Siobhan in the box office waved at me intermittently from behind the glass. I jumped up from the crowd and waved back like a lost seafarer. Siobhan’s been there almost a decade and has never seen the like of this. I found out Chief Liam, apparently, is in his element. The constant crowds are what it used to be like every weekend back in his Metropole heyday. He’s lovin’ every wranglin’ minute of this madness.

Celeb alert! Van Morrison and Michelle Rocca. Japers. Your classic rock star and statuesque model height disparity in the flesh.

March
A month on release and it’s only getting worse. All the people who received recommendations from their friends who saw Life is Beautiful last month are starting to show up en masse. The crux of my daily flood control problem is this: hundreds are showing up to collect their pre-booked credit card tickets fifteen minutes before the programme starts, all thinking they can just collect their tickets right then and stroll straight in. I’ve never been abused by so many people with Dublin 4 accents in one night in my life.

Ah…can’t believe it. Stanley Kubrick has died. Printed out a memorial note at home and stuck it up in the lobby. He died at home in London yesterday morning, leaving three daughters, twelve films and the impending release of his thirteenth (Eyes Wide Shut), starring the world’s biggest actor, shot within an hour's drive of his gaff.

April
It hasn’t stopped. Those who came on a recommendation have told more. But cracks are appearing: about an hour into Life is Beautiful, an elderly fella comes out to me: "Is this the only Italian film with subtitles you have on?" "Yeah. ‘La Vita Bella’. Nominated for seven Oscars. Sold out nearly every night since it opened," I replied. "Well, what’s good about it?", he mumbles to himself as he goes back up the stairs. An old dear sticks her head around the door. "He says it’s the right one," he says to her. "Sold out every night." They disappear back inside. I look at my watch. They haven’t gotten to the concentration camp scenes yet.

I’m a year at the Screen as of today. After two years in South America, I’ve spent the last twelve months bang smack in the middle of Dublin and I still don’t know if I’m where I should be. Small ad in the Evening Herald: "Trainee Projectionist wanted for suburban multiplex cinema."

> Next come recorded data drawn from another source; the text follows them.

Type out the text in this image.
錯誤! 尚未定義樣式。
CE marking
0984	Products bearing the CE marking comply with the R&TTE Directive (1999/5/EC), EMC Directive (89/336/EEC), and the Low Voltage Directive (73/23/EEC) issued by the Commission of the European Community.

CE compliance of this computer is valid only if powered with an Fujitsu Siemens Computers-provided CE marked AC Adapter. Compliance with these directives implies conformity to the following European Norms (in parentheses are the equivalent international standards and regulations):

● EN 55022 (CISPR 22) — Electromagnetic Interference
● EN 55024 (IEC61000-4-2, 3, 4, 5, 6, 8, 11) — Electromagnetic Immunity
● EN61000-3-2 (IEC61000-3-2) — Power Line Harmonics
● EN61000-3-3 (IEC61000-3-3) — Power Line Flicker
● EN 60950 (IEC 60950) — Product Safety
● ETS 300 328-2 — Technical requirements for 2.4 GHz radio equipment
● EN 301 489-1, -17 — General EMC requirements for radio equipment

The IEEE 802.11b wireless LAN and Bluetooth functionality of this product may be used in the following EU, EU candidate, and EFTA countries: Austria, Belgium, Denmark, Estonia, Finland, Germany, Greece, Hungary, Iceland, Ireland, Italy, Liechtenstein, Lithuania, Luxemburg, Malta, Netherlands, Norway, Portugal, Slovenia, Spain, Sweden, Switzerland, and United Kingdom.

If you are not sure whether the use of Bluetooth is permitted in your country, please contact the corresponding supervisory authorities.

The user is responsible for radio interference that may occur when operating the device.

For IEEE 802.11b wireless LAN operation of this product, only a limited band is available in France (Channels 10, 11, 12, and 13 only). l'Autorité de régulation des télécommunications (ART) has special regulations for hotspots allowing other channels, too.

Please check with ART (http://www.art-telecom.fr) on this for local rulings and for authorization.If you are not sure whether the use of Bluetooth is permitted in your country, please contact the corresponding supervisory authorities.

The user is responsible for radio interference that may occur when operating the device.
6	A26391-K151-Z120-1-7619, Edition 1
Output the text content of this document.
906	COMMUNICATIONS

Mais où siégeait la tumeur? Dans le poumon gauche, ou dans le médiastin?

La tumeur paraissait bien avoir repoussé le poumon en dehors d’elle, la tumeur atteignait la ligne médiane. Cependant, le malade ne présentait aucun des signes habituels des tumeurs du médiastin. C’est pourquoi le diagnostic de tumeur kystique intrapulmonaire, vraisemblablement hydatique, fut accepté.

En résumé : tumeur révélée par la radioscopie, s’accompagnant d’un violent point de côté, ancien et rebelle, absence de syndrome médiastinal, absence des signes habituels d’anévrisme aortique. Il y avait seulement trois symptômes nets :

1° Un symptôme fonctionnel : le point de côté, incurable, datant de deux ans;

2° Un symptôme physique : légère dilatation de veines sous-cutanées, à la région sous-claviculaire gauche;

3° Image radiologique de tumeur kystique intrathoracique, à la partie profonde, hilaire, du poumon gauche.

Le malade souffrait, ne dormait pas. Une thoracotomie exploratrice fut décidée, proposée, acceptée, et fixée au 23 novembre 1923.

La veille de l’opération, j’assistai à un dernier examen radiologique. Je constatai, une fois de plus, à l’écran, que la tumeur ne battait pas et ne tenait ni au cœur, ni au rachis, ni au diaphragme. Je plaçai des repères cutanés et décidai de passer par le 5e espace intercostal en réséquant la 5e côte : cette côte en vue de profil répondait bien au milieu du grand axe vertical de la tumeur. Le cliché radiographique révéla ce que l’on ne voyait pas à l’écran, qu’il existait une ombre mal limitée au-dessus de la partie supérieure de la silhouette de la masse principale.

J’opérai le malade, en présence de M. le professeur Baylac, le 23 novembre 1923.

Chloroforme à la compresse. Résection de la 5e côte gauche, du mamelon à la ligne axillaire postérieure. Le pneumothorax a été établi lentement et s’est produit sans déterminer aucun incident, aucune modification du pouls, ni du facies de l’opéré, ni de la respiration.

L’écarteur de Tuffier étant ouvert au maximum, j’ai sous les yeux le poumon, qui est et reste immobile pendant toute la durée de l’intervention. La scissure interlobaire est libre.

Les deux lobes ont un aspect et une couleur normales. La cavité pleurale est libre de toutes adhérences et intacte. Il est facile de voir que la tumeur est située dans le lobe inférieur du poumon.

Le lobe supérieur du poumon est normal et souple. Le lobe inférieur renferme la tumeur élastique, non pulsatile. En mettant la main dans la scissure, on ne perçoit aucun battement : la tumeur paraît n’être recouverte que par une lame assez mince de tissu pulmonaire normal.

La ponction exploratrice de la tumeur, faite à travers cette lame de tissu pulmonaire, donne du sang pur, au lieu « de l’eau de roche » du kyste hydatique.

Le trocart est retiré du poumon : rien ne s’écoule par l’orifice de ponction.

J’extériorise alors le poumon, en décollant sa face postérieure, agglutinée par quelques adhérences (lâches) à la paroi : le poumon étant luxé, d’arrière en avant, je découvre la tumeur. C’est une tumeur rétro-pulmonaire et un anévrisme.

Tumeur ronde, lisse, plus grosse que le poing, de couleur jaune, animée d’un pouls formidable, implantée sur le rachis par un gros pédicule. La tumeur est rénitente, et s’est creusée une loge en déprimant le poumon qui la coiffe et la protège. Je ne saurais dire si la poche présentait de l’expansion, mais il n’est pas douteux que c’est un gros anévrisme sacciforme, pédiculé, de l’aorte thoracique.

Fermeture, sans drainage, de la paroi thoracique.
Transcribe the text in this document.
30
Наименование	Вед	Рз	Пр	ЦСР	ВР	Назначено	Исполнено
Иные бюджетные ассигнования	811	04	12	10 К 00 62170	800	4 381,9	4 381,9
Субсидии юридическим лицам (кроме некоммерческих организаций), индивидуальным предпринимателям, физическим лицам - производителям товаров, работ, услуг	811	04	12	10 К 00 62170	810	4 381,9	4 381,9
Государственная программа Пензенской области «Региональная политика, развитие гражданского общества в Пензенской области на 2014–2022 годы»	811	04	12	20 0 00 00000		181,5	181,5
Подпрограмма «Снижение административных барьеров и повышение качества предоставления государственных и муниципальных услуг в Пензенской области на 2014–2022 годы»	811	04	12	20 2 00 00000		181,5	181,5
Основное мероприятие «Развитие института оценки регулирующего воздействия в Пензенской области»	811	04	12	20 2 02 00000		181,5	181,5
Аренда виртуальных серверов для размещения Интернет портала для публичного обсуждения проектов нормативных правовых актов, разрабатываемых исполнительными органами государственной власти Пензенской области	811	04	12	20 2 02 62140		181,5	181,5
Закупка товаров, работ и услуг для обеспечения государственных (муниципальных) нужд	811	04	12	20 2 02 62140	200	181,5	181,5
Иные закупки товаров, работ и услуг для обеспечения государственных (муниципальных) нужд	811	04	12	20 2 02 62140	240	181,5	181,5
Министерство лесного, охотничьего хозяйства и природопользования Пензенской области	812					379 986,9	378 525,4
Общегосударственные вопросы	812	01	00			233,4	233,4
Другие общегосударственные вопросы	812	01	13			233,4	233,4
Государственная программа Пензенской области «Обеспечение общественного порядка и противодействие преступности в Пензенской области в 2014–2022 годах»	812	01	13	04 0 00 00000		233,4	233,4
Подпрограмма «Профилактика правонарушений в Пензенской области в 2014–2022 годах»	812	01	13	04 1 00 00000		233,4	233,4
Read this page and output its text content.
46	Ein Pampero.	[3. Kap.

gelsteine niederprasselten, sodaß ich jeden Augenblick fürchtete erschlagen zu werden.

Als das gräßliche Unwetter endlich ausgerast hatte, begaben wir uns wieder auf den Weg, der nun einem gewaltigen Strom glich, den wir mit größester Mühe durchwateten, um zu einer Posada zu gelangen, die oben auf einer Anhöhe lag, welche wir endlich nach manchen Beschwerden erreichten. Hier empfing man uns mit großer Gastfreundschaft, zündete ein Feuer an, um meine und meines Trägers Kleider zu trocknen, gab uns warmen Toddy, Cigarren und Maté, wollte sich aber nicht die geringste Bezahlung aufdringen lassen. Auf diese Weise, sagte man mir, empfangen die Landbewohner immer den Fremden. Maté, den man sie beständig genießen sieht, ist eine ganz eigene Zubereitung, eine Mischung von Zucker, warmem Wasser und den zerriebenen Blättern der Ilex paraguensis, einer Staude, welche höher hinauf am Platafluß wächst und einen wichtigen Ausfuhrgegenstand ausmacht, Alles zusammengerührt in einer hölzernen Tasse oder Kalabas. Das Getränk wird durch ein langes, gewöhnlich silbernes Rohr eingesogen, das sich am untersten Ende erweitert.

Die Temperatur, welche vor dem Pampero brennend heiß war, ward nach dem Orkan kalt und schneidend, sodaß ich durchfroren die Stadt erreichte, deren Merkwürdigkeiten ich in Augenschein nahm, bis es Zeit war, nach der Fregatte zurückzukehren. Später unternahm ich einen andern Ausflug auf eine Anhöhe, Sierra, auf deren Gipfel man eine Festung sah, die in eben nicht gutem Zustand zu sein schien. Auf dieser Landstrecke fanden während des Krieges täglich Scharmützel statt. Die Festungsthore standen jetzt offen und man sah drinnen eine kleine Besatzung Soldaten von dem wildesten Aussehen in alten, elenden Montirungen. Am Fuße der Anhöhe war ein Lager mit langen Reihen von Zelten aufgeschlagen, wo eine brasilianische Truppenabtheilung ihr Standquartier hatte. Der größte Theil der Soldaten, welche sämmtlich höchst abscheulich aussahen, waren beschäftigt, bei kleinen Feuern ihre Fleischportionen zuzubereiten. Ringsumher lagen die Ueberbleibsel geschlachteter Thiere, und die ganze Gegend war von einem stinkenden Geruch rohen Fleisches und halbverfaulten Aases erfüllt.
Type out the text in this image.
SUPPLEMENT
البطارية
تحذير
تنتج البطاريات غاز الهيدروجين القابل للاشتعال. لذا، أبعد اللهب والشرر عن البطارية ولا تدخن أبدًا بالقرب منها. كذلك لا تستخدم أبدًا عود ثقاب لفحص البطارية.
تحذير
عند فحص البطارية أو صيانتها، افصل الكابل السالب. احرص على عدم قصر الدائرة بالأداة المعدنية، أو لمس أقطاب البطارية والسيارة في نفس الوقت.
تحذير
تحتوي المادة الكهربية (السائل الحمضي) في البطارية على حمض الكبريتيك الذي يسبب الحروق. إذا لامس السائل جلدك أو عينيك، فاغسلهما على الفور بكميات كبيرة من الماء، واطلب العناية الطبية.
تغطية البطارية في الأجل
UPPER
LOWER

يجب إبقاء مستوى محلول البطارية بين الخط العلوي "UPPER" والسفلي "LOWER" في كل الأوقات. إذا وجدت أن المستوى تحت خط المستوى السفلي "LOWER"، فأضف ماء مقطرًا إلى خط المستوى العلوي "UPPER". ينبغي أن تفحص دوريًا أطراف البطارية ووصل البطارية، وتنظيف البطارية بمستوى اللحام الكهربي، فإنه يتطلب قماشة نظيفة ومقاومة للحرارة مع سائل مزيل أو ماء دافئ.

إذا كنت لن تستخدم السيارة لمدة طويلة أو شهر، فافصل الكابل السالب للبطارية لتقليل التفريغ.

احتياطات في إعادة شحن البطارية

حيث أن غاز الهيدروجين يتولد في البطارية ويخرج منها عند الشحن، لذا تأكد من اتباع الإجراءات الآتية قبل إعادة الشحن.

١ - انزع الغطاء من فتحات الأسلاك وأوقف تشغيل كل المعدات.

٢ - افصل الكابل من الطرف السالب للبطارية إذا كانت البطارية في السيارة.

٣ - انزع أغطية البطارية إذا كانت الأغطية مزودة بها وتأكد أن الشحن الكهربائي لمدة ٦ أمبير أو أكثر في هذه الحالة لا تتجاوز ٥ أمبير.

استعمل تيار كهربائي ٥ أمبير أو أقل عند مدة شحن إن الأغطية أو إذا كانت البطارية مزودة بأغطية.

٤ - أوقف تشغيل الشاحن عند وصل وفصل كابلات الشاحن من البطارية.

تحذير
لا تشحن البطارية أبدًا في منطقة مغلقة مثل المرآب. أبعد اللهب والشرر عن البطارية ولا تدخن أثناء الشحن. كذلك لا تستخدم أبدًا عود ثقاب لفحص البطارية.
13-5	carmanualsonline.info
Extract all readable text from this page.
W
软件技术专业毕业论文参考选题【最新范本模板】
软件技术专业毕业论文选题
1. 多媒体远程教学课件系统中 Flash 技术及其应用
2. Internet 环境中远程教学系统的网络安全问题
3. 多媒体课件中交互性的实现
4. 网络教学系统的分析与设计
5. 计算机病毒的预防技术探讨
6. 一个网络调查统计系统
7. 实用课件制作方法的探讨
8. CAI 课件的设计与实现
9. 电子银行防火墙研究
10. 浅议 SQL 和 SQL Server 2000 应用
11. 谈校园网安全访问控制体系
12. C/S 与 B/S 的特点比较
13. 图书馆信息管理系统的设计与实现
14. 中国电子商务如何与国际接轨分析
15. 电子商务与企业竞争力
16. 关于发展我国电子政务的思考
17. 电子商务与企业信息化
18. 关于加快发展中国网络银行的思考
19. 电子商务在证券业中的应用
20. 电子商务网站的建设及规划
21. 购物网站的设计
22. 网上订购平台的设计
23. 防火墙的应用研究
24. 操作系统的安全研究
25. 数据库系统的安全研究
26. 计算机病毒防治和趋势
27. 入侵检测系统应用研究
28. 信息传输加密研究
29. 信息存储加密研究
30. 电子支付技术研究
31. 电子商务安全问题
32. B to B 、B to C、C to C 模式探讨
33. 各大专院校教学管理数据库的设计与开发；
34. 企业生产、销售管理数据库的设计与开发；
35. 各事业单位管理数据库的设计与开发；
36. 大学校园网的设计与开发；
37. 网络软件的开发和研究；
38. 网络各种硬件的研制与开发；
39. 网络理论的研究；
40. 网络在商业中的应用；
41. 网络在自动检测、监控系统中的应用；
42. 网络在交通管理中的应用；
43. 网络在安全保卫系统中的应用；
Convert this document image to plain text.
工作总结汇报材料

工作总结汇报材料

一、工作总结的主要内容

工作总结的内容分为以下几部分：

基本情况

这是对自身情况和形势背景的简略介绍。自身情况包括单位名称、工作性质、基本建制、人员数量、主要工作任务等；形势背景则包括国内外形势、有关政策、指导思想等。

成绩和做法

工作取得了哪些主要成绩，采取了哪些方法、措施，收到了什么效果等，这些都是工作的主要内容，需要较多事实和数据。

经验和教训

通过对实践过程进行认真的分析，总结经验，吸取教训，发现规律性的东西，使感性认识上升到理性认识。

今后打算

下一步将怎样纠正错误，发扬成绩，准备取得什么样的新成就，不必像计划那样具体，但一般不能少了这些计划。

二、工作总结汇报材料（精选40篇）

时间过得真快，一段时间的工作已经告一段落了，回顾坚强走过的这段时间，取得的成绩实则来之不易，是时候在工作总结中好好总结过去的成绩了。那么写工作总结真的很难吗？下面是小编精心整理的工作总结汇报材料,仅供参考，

Postscript: In retrospect, I realise my year at the Screen was the last time I worked with the public. That merciless mob, comprised of us. I was to spend the next decade out in LIffey Valley locked away in a projection booth. But for a year there, near the end of the twentieth century, I had the key to my own cinema. I was the last one left at night. I doused the lights, locked the doors, strolled off into the night in search of the last bus.

The building is gone now. But cinema lives! Along with the memories, as long as I’m still standing.